Review: Yearning, heartache and true love

New Zealand String Quartet members (from left), Rolf Gjelsten, Gillian Ansell, Helene Pohl and...
New Zealand String Quartet members (from left), Rolf Gjelsten, Gillian Ansell, Helene Pohl and Monique Lapins. Photo: supplied
Dangerous Liaisons
Hanover Hall
Saturday, August 19

REVIEWED BY ELIZABETH BOUMAN 

Elizabeth Bouman
Elizabeth Bouman.

The New Zealand String Quartet’s 30th-anniversary tour reached Dunedin on Saturday with a celebratory recital for its first performance in Hanover Hall — well filled and excellent acoustically.

Entitled "Dangerous Liaisons", the programme of three major works offered infinite opportunity for the NZSQ to revel in highly emotive musical interpretation. The chosen passion-themed programme featured intense statements of yearning, true love, joy and heartache.

String Quartet No 2, Intimate Letters  (1928) by Janacek, was a musical torrent of the desperate feelings of an older man who had exchanged more than 700 love letters with a married woman 38 years his junior, whom he idolised.

There were some sweet and lovely moments, such as the opening of the Adagio second movement, but mostly the work progressed through four movements crammed with dissonance, jagged phrases and aggressive moods of exasperation. Overall, I felt the music spelt "Extreme Frustration", all brilliantly executed by the quartet.

Jack Body’s Saetas was inspired by Spanish religious custom, plus flamenco fervour and ardour.
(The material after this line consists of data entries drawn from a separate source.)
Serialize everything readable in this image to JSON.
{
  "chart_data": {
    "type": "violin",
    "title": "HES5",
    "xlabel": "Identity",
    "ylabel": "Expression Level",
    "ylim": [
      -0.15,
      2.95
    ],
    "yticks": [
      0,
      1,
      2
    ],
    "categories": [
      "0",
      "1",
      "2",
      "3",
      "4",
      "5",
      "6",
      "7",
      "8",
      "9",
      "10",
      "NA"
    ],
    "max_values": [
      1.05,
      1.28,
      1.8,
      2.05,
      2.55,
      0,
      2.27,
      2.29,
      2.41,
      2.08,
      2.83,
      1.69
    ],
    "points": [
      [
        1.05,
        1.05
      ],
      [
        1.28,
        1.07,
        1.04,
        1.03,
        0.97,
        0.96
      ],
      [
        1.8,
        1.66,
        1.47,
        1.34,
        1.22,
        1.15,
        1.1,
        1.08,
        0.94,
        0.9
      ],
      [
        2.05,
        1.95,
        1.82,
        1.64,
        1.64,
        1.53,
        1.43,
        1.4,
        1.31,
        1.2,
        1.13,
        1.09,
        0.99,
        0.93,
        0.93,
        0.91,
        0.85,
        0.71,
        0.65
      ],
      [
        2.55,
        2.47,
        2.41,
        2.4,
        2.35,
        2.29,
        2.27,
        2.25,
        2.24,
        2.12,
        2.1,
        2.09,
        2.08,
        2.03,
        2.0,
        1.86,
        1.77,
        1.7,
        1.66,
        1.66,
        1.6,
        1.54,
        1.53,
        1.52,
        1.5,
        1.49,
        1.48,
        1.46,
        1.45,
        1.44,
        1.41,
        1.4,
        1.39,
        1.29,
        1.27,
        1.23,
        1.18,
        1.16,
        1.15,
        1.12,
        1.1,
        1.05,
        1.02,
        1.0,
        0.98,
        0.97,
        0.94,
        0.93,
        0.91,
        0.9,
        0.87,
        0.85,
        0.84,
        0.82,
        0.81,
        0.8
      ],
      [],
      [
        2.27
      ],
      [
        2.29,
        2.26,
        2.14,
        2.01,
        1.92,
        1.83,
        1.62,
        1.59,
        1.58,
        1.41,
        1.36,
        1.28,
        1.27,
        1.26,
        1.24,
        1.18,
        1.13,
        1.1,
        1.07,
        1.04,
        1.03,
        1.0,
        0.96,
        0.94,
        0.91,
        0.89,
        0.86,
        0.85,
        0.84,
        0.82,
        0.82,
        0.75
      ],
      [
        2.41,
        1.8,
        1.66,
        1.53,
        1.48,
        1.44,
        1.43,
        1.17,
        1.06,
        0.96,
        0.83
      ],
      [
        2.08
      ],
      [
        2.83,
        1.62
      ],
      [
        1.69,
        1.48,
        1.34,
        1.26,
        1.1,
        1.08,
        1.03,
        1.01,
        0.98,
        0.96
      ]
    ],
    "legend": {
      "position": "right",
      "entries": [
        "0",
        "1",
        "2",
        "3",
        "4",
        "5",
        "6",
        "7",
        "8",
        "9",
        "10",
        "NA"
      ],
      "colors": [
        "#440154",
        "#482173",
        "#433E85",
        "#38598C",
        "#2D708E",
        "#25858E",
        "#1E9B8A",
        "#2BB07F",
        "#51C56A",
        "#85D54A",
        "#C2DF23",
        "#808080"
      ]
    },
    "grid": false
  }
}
Very contemporary and colloquially fragmented in style, the work revealed many surprises, particularly in showcasing the talent of Rolf Gjelsten, who swapped his cello for an accordion. Passages of nostalgic solo melodies captivated as strings sang over accordion dissonance or counter refrains, and the whole progressed to a marching climactic finish, enhanced by a violinist’s percussive footwork to bass drum!

The amorous theme connected to Mendelssohn with Quartet No 2 in A minor, Op 13,  written when he was 18 years old and newly heartbroken after a turbulent teenage relationship. The traditional harmonies and form of this four-movement chamber work were particularly comforting after Janacek and Body, and the exquisite delivery of the third movement  Intermezzo  was requested as an encore, along with a toe-tapping Yiddish number, for which the quartet swapped instruments. 

NZSQ has performed regularly throughout this country for 30 years and also achieved notable worldwide recognition. This was a memorable Dunedin recital and we look forward to continuing visits.